A Rose for Emily, written by William Faulkner is about a young woman named, Emily Grierson, whose life is depicted from the point of view of the townspeople. In the short story, it is evident that there is a division between two generations. Emily Grierson, represents the older generation in the Old South. She is symbolic of the traditional ways. She faces a widespread change and a coming of a new generation who values modern ideas.
The townspeople felt bad for Emily and thought the reason for her craziness was because her family had a history of it. Emily also waits three days before revealing the death of her father. Emily allows the dead body of her father to lie in her home rotting away. Another crazy action that Emily does is when she goes to the pharmacy to purchase “rat poison”. When Emily goes to buy the arsenic she doesn’t tell the druggist what exactly she is going to use it for, but stares him down making him feel uncomfortable. “Miss Emily just stared at him, her head tilted back in order to look him eye for eye, until he looked away and went and got the arsenic and wrapped it up” (213). One of the most extreme actions Emily performs is being responsible for Homer Barron’s death. But, after fully reading the story the reader understands that Emily not only kills Homer but sleeps with his corpse. “What was left of him, rotted beneath what was left of the nightshirt, had become inextricable from the bed in which he lay… Then we noticed that in the second pillow was the indentation of a head. One of us lifted something from it, and leaning forward, that faint and invisible dust dry and acrid in the nostrils, we saw a long strand of iron-gray hair” (215) There the reader’s thought of Emily sleeping with the dead body and her psychotic tendencies is confirmed.

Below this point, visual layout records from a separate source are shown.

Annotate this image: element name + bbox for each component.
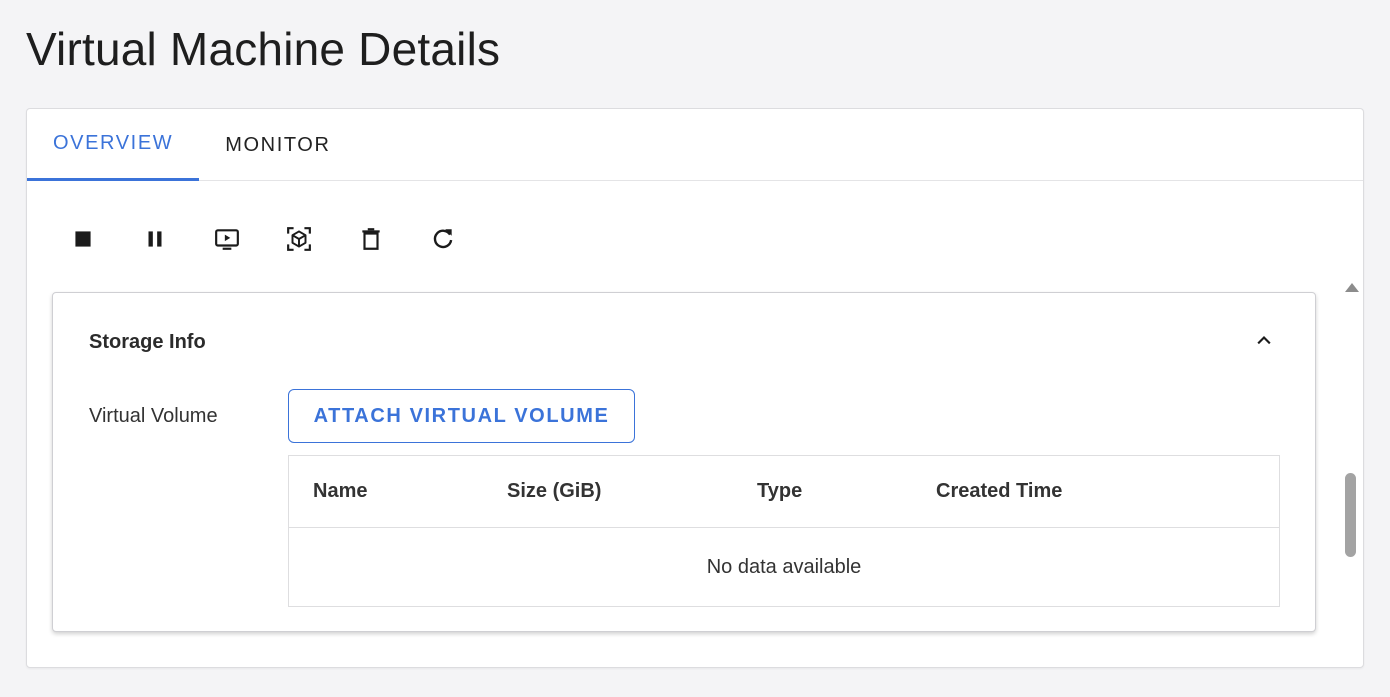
pause-button[interactable]	[135, 219, 175, 259]
vm-action-toolbar	[63, 219, 495, 259]
tab-bar: OVERVIEW MONITOR	[27, 109, 1363, 181]
attach-virtual-volume-button[interactable]: ATTACH VIRTUAL VOLUME	[288, 389, 635, 443]
storage-info-panel: Storage Info Virtual Volume ATTACH VIRTU…	[52, 292, 1316, 632]
scroll-up-arrow-icon[interactable]	[1345, 283, 1359, 292]
vm-details-card: OVERVIEW MONITOR Storage Info Virtual Vo…	[26, 108, 1364, 668]
scrollbar-thumb[interactable]	[1345, 473, 1356, 557]
empty-table-message: No data available	[706, 555, 862, 578]
snapshot-button[interactable]	[279, 219, 319, 259]
virtual-volume-label: Virtual Volume	[89, 405, 218, 427]
pause-icon	[148, 231, 162, 247]
column-header-size[interactable]: Size (GiB)	[507, 480, 601, 503]
vertical-scrollbar[interactable]	[1343, 277, 1359, 697]
delete-icon	[362, 228, 380, 250]
stop-icon	[75, 231, 91, 247]
column-header-type[interactable]: Type	[757, 480, 802, 503]
refresh-icon	[433, 229, 453, 249]
column-header-created-time[interactable]: Created Time	[936, 480, 1062, 503]
snapshot-icon	[287, 227, 311, 251]
collapse-button[interactable]	[1249, 325, 1279, 355]
refresh-button[interactable]	[423, 219, 463, 259]
storage-info-title: Storage Info	[89, 331, 206, 353]
column-header-name[interactable]: Name	[313, 480, 367, 503]
console-icon	[215, 229, 239, 250]
delete-button[interactable]	[351, 219, 391, 259]
stop-button[interactable]	[63, 219, 103, 259]
console-button[interactable]	[207, 219, 247, 259]
tab-overview[interactable]: OVERVIEW	[27, 109, 200, 181]
virtual-volume-table: Name Size (GiB) Type Created Time No dat…	[288, 455, 1280, 607]
table-header: Name Size (GiB) Type Created Time	[289, 456, 1279, 528]
page-title: Virtual Machine Details	[26, 23, 501, 75]
tab-monitor[interactable]: MONITOR	[199, 109, 356, 181]
chevron-up-icon	[1257, 335, 1271, 345]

In A Rose for Emily by William Faulkner, the author exemplifies the Old South in the character of Emily Grierson. He uses decay to show how the South deteriorated after the civil war. Emily represents the refusal of the Old South to let go of the time-honored traditions and adapt to the changing culture. Even when Emily desperately makes an attempt to move forward, other devout traditionalists hold her back.